The implementation rules

When we build this pattern, the rules are:

The system places items into queues. It never writes to production records that touch money or compliance.
Queues are sorted by severity and rule. Items needing the most attention surface first.
Every queue item carries the rule that triggered it. Plain language, rule ID, source quote, suggested remediation. The human does not need to reconstruct the system's reasoning.
The human's decision is recorded with their identity, timestamp, and any notes. The audit trail is built into the system, not bolted on later.
The system reports on itself. How many items did it surface? How many were approved as-is? How many were corrected? How many were rejected? The team can see the system's accuracy and adjust the rules over time.

This is not a different system from "AI approval." It is the same engineering work with the accountability chain corrected.

The harder version of this conversation

Some clients want the AI to approve. They have been pitched the headcount-reduction version and the throughput numbers look better. When we propose flags-only governance, the conversation gets sharper.

The honest answer is: yes, flags-only is more conservative. Yes, it leaves a human in the loop for every item. Yes, the throughput numbers are slightly less aggressive. And no, we will not build the other version.

The reason: the other version creates compliance exposure the client does not always see at the point of decision.

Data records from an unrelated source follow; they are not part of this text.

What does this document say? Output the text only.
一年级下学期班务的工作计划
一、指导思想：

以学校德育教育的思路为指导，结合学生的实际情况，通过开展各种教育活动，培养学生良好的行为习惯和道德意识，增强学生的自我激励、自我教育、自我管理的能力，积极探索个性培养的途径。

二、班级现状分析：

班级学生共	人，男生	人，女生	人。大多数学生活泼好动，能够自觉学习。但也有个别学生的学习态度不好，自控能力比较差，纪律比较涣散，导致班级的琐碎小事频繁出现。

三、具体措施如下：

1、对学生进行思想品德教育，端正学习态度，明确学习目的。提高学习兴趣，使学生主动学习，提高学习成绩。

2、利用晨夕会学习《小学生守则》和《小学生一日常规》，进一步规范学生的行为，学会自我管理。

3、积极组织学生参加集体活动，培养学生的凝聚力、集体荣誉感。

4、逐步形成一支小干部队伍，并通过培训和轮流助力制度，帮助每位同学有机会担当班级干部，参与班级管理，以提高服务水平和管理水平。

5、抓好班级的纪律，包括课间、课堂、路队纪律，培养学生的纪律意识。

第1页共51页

By the time the exposure is visible (an audit finding, a regulatory inquiry, a board question), the cost of the exposure exceeds the cost of the conservative architecture by an order of magnitude.

It is not a sales-friendly position. It is the position the work requires.

The summary

Three sentences:

The AI surfaces. Humans approve. The accountability chain stays intact.
The economics work because the human is verifying, not investigating. The marginal time per item drops by an order of magnitude without removing the human attestation.
The pattern is not optional in our practice. The alternative creates compliance exposure we will not build into a client's system.